Use Regex re.sub to remove everything before and including a specified word

Question

I\'ve got a string, which looks like \"Blah blah blah, Updated: Aug. 23, 2012\", from which I want to use Regex to extract just the date Aug. 23, 2012. I found

Answer 1

With a regex, you may use two regexps depending on the occurrence of the word:

# Remove all up to the first occurrence of the word including it (non-greedy):
^.*?word
# Remove all up to the last occurrence of the word including it (greedy):
^.*word

See the non-greedy regex demo and a greedy regex demo.

The ^ matches the start of string position, .*? matches any 0+ chars (mind the use of re.DOTALL flag so that . could match newlines) as few as possible (.* matches as many as possible) and then word matches and consumes (i.e. adds to the match and advances the regex index) the word.

Note the use of re.escape(up_to_word): if your up_to_word does not consist of sole alphanumeric and underscore chars, it is safer to use re.escape so that special chars like (, [, ?, etc. could not prevent the regex from finding a valid match.

See the Python demo:

import re

date_div = "Blah blah\nblah, Updated: Aug. 23, 2012 Blah blah Updated: Feb. 13, 2019"

up_to_word = "Updated:"
rx_to_first = r'^.*?{}'.format(re.escape(up_to_word))
rx_to_last = r'^.*{}'.format(re.escape(up_to_word))

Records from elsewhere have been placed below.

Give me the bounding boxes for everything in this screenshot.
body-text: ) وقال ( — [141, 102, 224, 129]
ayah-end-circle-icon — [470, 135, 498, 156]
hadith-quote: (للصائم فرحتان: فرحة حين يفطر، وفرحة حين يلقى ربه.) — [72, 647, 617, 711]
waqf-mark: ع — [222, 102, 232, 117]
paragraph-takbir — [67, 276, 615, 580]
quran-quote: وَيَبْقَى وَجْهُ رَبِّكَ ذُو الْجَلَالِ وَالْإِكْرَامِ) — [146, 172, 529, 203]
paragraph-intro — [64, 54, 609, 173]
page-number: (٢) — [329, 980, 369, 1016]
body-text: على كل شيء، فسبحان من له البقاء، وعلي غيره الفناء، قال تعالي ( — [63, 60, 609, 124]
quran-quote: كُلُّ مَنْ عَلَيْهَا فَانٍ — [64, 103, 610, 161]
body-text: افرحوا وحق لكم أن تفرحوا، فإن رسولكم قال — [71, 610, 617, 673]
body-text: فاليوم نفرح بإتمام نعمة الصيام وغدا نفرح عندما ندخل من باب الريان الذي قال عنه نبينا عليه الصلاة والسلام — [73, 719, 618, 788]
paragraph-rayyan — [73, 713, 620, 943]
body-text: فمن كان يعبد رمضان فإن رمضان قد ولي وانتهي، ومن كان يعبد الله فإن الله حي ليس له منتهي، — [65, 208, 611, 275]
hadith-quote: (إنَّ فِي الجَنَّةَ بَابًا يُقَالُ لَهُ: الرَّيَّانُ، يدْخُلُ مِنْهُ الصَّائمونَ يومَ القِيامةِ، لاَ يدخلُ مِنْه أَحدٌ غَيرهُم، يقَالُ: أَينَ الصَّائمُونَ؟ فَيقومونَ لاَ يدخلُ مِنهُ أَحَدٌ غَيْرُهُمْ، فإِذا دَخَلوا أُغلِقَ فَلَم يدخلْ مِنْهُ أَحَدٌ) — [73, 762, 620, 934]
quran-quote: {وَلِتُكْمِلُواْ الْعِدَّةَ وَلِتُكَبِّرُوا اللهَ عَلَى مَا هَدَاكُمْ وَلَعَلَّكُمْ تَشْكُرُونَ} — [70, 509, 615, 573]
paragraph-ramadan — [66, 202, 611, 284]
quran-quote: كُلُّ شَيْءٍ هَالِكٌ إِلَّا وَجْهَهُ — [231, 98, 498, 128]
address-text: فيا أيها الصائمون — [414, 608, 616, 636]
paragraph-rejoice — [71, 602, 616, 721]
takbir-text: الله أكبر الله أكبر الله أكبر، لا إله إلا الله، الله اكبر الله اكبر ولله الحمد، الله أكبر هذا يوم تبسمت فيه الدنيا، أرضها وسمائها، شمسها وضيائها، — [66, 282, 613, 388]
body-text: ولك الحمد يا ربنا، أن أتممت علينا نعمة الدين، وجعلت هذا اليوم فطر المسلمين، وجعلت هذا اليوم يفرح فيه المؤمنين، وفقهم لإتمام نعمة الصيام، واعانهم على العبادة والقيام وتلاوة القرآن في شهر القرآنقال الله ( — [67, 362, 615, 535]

print("Remove all up to the first occurrence of the word including it:")
print(re.sub(rx_to_first, '', date_div, flags=re.DOTALL).strip())
print("Remove all up to the last occurrence of the word including it:")
print(re.sub(rx_to_last, '', date_div, flags=re.DOTALL).strip())

Output:

Remove all up to the first occurrence of the word including it:
Aug. 23, 2012 Blah blah Updated: Feb. 13, 2019
Remove all up to the last occurrence of the word including it:
Feb. 13, 2019